Fairfax County Board Chair Sharon Bulova said she is so pleased with the evolution of Tysons Corner that, with the arrival the Silver Line fast approaching, she would like to buy a condo near one of the new stations.
The Metropolitan Washington Airports Authority, which is building the 23-mile extension, says the project is on pace to be “substantially completed” in November.
The four stations in Tysons Corner — connected by six miles of elevated tracks — are up and are being adorned with paint, lights and signs. Trains, elevators and escalators are being tested.
Bulova (D) said Wednesday that she doesn’t expect passengers to be able to ride until early next year. “I believe that our start date will be sometime between late February and mid-March and that’s entirely consistent with what was originally targeted,” she said.

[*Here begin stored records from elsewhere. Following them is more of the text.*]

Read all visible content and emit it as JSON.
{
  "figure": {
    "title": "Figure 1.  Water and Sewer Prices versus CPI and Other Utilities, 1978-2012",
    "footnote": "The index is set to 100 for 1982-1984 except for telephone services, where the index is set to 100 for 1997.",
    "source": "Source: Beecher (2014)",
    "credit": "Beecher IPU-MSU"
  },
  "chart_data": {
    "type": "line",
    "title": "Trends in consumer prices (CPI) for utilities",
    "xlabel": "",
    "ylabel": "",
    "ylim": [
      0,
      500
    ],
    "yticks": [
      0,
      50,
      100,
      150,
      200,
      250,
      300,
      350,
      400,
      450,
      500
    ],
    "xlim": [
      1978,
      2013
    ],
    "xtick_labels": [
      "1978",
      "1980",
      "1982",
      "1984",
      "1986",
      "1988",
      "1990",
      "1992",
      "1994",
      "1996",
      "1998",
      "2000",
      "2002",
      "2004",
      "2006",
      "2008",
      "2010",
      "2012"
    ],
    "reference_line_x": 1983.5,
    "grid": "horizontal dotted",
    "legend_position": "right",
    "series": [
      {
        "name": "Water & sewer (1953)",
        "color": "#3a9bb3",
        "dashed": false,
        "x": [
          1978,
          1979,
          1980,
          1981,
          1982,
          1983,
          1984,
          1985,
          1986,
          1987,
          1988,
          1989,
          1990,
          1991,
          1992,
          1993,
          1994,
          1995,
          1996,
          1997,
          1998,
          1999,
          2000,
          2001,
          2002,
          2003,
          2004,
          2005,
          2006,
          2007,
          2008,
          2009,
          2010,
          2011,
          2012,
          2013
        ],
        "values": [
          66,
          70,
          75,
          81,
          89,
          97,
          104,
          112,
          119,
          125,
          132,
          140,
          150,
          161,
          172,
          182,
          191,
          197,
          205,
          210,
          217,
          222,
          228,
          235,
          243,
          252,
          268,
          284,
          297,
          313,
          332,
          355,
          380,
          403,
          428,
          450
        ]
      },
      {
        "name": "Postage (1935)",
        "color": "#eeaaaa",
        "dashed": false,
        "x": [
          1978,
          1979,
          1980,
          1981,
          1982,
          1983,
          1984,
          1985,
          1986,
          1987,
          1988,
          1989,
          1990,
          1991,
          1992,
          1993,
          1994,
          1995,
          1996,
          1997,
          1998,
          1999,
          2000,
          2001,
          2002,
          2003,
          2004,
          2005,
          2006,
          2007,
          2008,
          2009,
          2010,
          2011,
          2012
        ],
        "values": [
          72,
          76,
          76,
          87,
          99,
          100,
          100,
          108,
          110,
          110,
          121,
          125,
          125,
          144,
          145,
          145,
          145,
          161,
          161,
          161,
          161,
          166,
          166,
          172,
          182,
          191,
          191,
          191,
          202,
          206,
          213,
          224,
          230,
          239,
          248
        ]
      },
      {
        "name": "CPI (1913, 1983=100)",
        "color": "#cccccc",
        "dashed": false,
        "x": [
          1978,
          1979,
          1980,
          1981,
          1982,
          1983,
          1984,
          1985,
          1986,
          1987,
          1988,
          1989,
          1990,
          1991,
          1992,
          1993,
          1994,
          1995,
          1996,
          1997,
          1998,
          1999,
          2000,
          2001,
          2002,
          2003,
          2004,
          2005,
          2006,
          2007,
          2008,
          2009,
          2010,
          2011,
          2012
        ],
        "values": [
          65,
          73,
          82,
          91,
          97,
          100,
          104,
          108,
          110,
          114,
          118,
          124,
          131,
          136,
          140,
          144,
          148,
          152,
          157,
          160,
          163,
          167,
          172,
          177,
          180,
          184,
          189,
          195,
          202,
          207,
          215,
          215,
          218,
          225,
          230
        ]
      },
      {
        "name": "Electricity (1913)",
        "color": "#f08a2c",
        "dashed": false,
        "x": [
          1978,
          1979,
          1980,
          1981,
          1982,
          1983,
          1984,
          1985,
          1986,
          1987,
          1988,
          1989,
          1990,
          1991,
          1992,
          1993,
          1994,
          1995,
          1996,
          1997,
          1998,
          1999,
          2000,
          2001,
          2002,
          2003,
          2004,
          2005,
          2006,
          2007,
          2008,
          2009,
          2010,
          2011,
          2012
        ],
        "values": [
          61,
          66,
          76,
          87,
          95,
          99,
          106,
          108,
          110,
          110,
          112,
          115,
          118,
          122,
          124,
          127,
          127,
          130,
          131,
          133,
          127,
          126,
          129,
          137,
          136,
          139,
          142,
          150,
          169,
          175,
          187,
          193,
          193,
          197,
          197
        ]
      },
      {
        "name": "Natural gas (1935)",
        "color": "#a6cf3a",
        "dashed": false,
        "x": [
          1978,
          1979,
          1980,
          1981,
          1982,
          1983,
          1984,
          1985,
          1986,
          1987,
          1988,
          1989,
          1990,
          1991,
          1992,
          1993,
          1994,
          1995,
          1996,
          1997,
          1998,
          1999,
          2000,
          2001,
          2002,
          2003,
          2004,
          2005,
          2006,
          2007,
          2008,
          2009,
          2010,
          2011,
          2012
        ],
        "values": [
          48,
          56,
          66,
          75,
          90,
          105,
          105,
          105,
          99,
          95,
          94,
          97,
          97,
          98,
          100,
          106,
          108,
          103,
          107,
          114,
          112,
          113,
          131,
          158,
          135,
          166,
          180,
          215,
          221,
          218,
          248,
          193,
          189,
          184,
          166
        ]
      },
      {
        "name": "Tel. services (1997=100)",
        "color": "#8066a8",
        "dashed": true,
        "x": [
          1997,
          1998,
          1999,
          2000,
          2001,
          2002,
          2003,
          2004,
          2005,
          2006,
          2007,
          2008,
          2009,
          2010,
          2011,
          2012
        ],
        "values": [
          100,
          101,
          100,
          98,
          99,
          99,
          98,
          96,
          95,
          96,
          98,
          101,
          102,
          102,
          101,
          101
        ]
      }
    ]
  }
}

When the system is ready for operations, it will be handed over to Metro. Bulova acknowledged that was not as soon as some had hoped but said safety needed to be a top priority and that she was pleased to see the project largely on budget.
“I think what everyone was expecting was that the project would be completed by November of this year and we would all be hoping that by the end of the year passengers would be riding it,” she said. “But we also need to be sure that we are testing for safety and I certainly want to be sure that we don’t have passengers riding it until we are sure it is going to be safe.”
Bulova and other board members approved the Tysons plan in 2010 and are now considering a series of amendments to it in order to incorporate transportation funding, a more urban street grid and some of the development projects that have been approved.
Developers have begun lining up high-rise apartment towers to build near the four Tysons stations and homebuilder Greystar is already building a 25-story, 400-unit apartment tower at the Spring Hill station (formerly known as Tysons West).
She is such a big believer in Tysons that she said she would like to buy a condo there. Since most of the projects on the books call for rental apartments, however, it might be at least a few years. She and her husband currently live in the Cloisters of Fairfax. “I seriously am hoping that someone will be building some condos. I’m waiting for that,” she said.
The success of the walkable, urban neighborhoods in the Rosslyn-Ballston corridor, along Metro’s Orange Line, has clearly had an effect on the planning for Tysons. Bulova recalled a Baby Boomer couple from her Braddock district who had decided to retire and relocate.
When she said she asked them where they were headed, the answer surprised her.
“I thought that they would say Florida, or maybe South Carolina, and they said Ballston. And I said ‘Ballston? Arlington?’ And they said, ‘Yeah we want to move somewhere where the action is and there will be clubs and restaurants and movie theaters.’ And it was sort of an ah-ha moment for me.”